NSW Bar Not So Diverse
Last week the New South Wales Bar Association announced that its governing body, the Bar Council voted unanimously ‘to endorse the proposed wording for the Constitution alteration to enshrine a First Nations Voice as sound and appropriate, and to support public advocacy in support of a “Yes” for this substantive form of Constitutional recognition’. This unanimous vote it said took place ‘having considered other publicly available alternative proposals and arguments for and against the wording, and for and against a “Yes” vote, including those suggesting more limited forms of recognition and consultation’. I wonder who spoke for the “No” case at the meeting of the Bar Council or was that side’s argument just given “on the papers”?
The fact that the vote was unanimous does not suggest, contrary to the spirit of fearless advocacy, much of a debate in the deliberations of the Bar Council. The unanimous vote does not reflect the views of a substantial number of members of the Bar Association. The unanimous vote perhaps is symptomatic of a wider malaise in the ranks of barristers. The unanimous vote does not reflect much diversity of opinion being vigorously exchanged or at all. This Bar Council elected last year had one of the lowest turnouts of voters for many years. The electoral system of ‘first past the post’ assists the election of winner-take-all of a well organised team. Such a system militates against the election of a wider selection of opinion and can lead to ‘groupthink’.

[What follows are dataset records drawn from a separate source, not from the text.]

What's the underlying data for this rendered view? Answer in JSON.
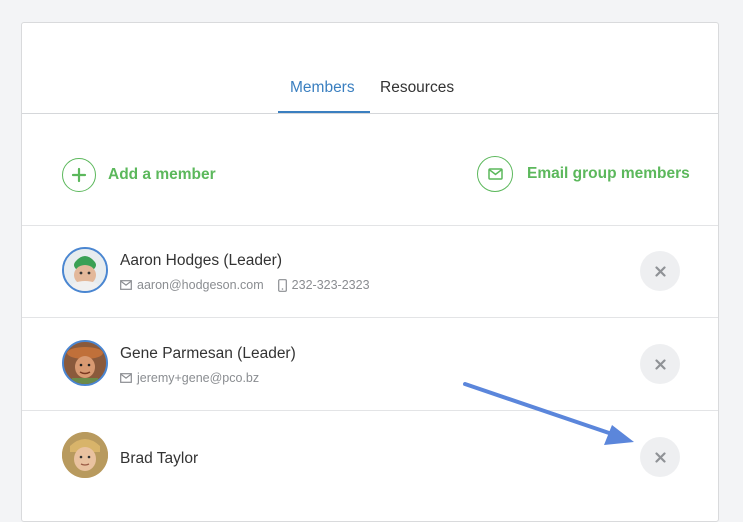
{
  "tabs": [
    {
      "label": "Members",
      "active": true
    },
    {
      "label": "Resources",
      "active": false
    }
  ],
  "actions": {
    "add_member": "Add a member",
    "email_group": "Email group members"
  },
  "members": [
    {
      "name": "Aaron Hodges (Leader)",
      "email": "aaron@hodgeson.com",
      "phone": "232-323-2323"
    },
    {
      "name": "Gene Parmesan (Leader)",
      "email": "jeremy+gene@pco.bz"
    },
    {
      "name": "Brad Taylor"
    }
  ],
  "colors": {
    "accent": "#3a7fc0",
    "green": "#5cb85c",
    "annotation_arrow": "#5b86db"
  },
  "icons": {
    "add": "plus-icon",
    "email": "envelope-icon",
    "phone": "mobile-phone-icon",
    "remove": "close-icon"
  }
}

One of the key objectives of the NSW Bar Association is the promotion of equality and diversity. The Bar’s Diversity and Equality Committee pursues policies it claims so that the Bar ‘reflects the wider community it serves’. With a substantial part of the community opposed to the current wording of the change to the Constitution the Bar Council with its unanimous vote is already looking a bit silly .
Notwithstanding the Bar’s support of ‘diversity’, lawyers who have publicly disagreed with enshrining the Voice in the Constitution have been derided. The eminence rise of multiple Bar Councils, Bret Walker, SC has labelled legal critics of the Voice as recorded in the Australian Financial Review in early March this year, inter alia, as “purveyors of doomsday scenarios” and warned those lawyers who engage in the ‘justiciability scare’ ought to think carefully before they lend themselves to it. So much for diversity of opinion. Professor Greg Craven, an original architect of the First Nations’ Voice has said that the proposed question on the Indigenous Voice “is far worse than I had contemplated the worst position being.” One silk I have spoken to who supports the “No” case will not say so publicly for fear of being cancelled by the big firms and their big corporate clients. Another silk who supports the “Yes” case has said to me that the Bar Council by entering the arena on this vexed topic will diminish itself amongst a substantial section of the community.
Aspects of the work of barristers are under challenge. The Bar Council’s decision actively to take sides in this contentious debate may not assist its members’ best interests.